We know from Hutton that Number 10 insisted on lying about this in the dossier, changing what they'd been told (that he had "sought" yellowcake) into something substantively different (that he'd "secured" it).


But how accurate was what they'd been told in the first place?

Let's not rely on one source to answer that.

Source 1: the ISC

The same people who Blair has appointed said then: "We have questioned [MI6] about the basis of their judgment and conclude it is reasonable."

In short, the Ctte says: "jolly good, carry on, decent chap".


Source 2: Google

Google, as we know, is one of the most important research tools in modern intelligence.

If you take the correspondence that "proved" that Saddam was haggling for some cheapo yellowcake, you can see that they were "signed" on July 6 2000 by the Nigerian Foreign Minister. The signature read "Allele Elhadj Habibou" of the Conseil Militaire Supreme.

What Google has to tell us is that the Conseil was abolished eleven years before the date on the document, and that Habibou was Foreign Minister in the eighties.

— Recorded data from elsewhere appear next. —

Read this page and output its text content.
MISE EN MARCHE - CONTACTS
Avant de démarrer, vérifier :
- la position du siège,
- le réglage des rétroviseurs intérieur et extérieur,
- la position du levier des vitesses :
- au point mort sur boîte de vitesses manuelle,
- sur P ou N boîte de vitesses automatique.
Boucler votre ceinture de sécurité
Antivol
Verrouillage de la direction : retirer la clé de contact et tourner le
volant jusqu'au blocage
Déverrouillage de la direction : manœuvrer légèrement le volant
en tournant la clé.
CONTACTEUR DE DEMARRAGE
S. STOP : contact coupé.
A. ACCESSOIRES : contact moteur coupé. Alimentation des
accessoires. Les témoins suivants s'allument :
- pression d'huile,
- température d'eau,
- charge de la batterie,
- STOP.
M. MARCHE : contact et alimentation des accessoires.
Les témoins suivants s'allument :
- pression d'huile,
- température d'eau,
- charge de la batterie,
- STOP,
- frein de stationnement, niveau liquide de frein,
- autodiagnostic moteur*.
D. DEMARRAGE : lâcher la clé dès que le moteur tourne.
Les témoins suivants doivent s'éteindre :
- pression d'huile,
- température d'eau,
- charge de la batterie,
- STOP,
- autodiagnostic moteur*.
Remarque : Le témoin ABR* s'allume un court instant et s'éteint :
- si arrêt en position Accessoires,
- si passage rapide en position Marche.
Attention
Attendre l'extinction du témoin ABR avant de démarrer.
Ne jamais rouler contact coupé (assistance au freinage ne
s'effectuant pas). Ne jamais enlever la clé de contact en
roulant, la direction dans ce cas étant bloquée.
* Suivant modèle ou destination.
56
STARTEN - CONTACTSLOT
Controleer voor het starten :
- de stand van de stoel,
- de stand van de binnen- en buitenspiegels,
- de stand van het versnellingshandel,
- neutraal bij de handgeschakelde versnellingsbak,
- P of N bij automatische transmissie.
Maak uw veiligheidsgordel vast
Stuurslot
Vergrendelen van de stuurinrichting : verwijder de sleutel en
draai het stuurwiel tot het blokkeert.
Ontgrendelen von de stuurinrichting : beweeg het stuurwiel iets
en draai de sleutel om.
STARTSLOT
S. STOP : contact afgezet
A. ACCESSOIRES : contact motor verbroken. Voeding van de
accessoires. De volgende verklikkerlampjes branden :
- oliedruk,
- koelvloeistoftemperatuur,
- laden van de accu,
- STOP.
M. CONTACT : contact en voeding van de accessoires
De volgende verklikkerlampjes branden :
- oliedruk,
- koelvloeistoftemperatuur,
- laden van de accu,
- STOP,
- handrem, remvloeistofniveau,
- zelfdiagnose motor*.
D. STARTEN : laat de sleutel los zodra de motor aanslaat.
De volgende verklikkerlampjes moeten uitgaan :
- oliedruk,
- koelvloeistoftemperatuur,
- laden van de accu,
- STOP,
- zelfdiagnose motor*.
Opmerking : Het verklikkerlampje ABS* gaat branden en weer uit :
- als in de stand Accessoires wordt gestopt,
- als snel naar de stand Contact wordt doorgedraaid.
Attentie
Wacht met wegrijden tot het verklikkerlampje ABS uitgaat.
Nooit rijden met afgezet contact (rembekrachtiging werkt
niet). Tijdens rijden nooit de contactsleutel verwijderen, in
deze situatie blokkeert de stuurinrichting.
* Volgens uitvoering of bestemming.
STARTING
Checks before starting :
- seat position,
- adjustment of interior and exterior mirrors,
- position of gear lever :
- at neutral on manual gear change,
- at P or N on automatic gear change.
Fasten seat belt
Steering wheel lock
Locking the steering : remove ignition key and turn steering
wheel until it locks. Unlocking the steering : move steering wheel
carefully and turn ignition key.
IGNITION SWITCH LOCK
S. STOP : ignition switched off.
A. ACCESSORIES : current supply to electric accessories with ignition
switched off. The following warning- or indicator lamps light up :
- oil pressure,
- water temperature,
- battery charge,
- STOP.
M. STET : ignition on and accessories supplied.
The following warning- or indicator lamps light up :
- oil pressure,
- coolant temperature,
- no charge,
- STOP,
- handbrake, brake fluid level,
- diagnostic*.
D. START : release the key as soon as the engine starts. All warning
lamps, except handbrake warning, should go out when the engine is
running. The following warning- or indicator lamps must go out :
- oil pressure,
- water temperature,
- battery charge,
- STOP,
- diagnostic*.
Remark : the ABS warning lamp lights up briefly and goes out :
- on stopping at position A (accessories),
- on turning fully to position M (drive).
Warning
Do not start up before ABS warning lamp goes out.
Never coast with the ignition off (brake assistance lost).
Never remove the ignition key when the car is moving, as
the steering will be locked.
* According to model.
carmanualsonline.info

In short, Google says: "Good God, what do we pay these people for?".

So who's made the better judgment? Who would you trust to distinguish between good intelligence and badly-faked up hoopla? How excited are you about them cracking this latest fiasco?

(If it helps, it might be worth remembering that Butler believed Neil Hamilton when he lied about his relationship with Mohammed Al Fayed, and trusted Jonathan Aitken when he started lying to The Guardian.)

This is an edited version of an article from this week's edition of The Friday Thing. For subscription details, see here.

Jack Straw said at the time that this fake correspondence wasn't the only source. He'd also seen something on CNN about it.